Bütün bunlar Türkiye’nin büyümesini engellemek ve geri adım attırmak için yapılan baskılardır. Eğer bunu göze alırsanız sizi bir şekilde savaşa dahil edeceğiz demektir. Ancak unuttukları bir şey var burada. Türkiye’nin geri adım atarak sakinleşeceği sanılmaktadır. Oysa tarih tam tersini göstermektedir.
Türkiye köşeye sıkıştırıldığında değil, haksızlığa uğradığında ayağa kalkar.
Tehdit edildiğinde değil, dayatıldığında direnç gösterir.
Bugün yaşananlar, Türkiye’nin ne kadar doğru bir yolda ilerlediğinin bir göstergesidir. Çünkü kimse etkisiz bir ülkeyi bu kadar kuşatmaz. Kimse sözünü dinletemediği bir devlete bu kadar mesaj göndermez.

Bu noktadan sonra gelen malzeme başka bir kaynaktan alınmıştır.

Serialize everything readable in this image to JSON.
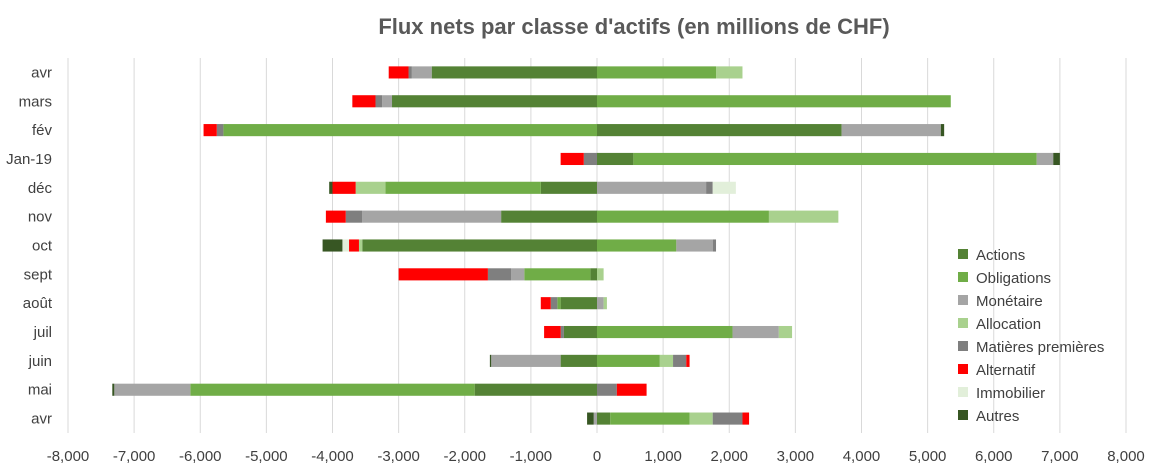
{
  "chart_data": {
    "type": "bar",
    "orientation": "horizontal",
    "stacked": "diverging",
    "title": "Flux nets par classe d'actifs (en millions de CHF)",
    "xlabel": "",
    "ylabel": "",
    "xlim": [
      -8000,
      8000
    ],
    "xticks": [
      -8000,
      -7000,
      -6000,
      -5000,
      -4000,
      -3000,
      -2000,
      -1000,
      0,
      1000,
      2000,
      3000,
      4000,
      5000,
      6000,
      7000,
      8000
    ],
    "xtick_labels": [
      "-8,000",
      "-7,000",
      "-6,000",
      "-5,000",
      "-4,000",
      "-3,000",
      "-2,000",
      "-1,000",
      "0",
      "1,000",
      "2,000",
      "3,000",
      "4,000",
      "5,000",
      "6,000",
      "7,000",
      "8,000"
    ],
    "grid": true,
    "legend_position": "bottom-right",
    "categories": [
      "avr",
      "mars",
      "fév",
      "Jan-19",
      "déc",
      "nov",
      "oct",
      "sept",
      "août",
      "juil",
      "juin",
      "mai",
      "avr"
    ],
    "series": [
      {
        "name": "Actions",
        "color": "#548235",
        "values": [
          -2500,
          -3100,
          3700,
          550,
          -850,
          -1450,
          -3550,
          -100,
          -550,
          -500,
          -550,
          -1850,
          200
        ]
      },
      {
        "name": "Obligations",
        "color": "#70AD47",
        "values": [
          1800,
          5350,
          -5650,
          6100,
          -2350,
          2600,
          1200,
          -1000,
          -50,
          2050,
          950,
          -4300,
          1200
        ]
      },
      {
        "name": "Monétaire",
        "color": "#A5A5A5",
        "values": [
          -300,
          -150,
          1500,
          250,
          1650,
          -2100,
          550,
          -200,
          100,
          700,
          -1050,
          -1150,
          -50
        ]
      },
      {
        "name": "Allocation",
        "color": "#A9D18E",
        "values": [
          400,
          0,
          0,
          0,
          -450,
          1050,
          -50,
          100,
          50,
          200,
          200,
          0,
          350
        ]
      },
      {
        "name": "Matières premières",
        "color": "#7F7F7F",
        "values": [
          -50,
          -100,
          -100,
          -200,
          100,
          -250,
          50,
          -350,
          -100,
          -50,
          200,
          300,
          450
        ]
      },
      {
        "name": "Alternatif",
        "color": "#FF0000",
        "values": [
          -300,
          -350,
          -200,
          -350,
          -350,
          -300,
          -150,
          -1350,
          -150,
          -250,
          50,
          450,
          100
        ]
      },
      {
        "name": "Immobilier",
        "color": "#E2EFDA",
        "values": [
          0,
          0,
          0,
          0,
          350,
          0,
          -100,
          0,
          0,
          0,
          0,
          0,
          0
        ]
      },
      {
        "name": "Autres",
        "color": "#375623",
        "values": [
          0,
          0,
          50,
          100,
          -50,
          0,
          -300,
          0,
          0,
          0,
          -20,
          -30,
          -100
        ]
      }
    ]
  }
}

Ve bu noktada Türk Milletinin duruşu nettir:
Biz buradayız.
Vatanı bekliyoruz.
Türk’e yan bakan varsa, hodri meydan.
İnceldiği yerden kopsun.
Bu sözler bir tehdit değil, bir kararlılık beyanıdır. Türkiye savaş istemez; ama dayatılan senaryolara da hiçbir zaman boyun eğmez. Barıştan yanadır; fakat teslimiyetten asla.
Bugün Türkiye’ye yönelen tehditler ve baskılar, aslında yeni bir dönemin sancısıdır. Dünyada güç dengeleri değişirken, eski düzenin sahipleri huzursuzdur. Ve unutulmamalıdır: Türkiye’ye baskı arttıkça, Türkiye’nin stratejik önemi de artmaktadır.
Türkiye bir savaşa sürüklenmek isteniyor?
Bu sorunun cevabını merak edenler dönüp, şanlı Türk tarihine bir baksınlar.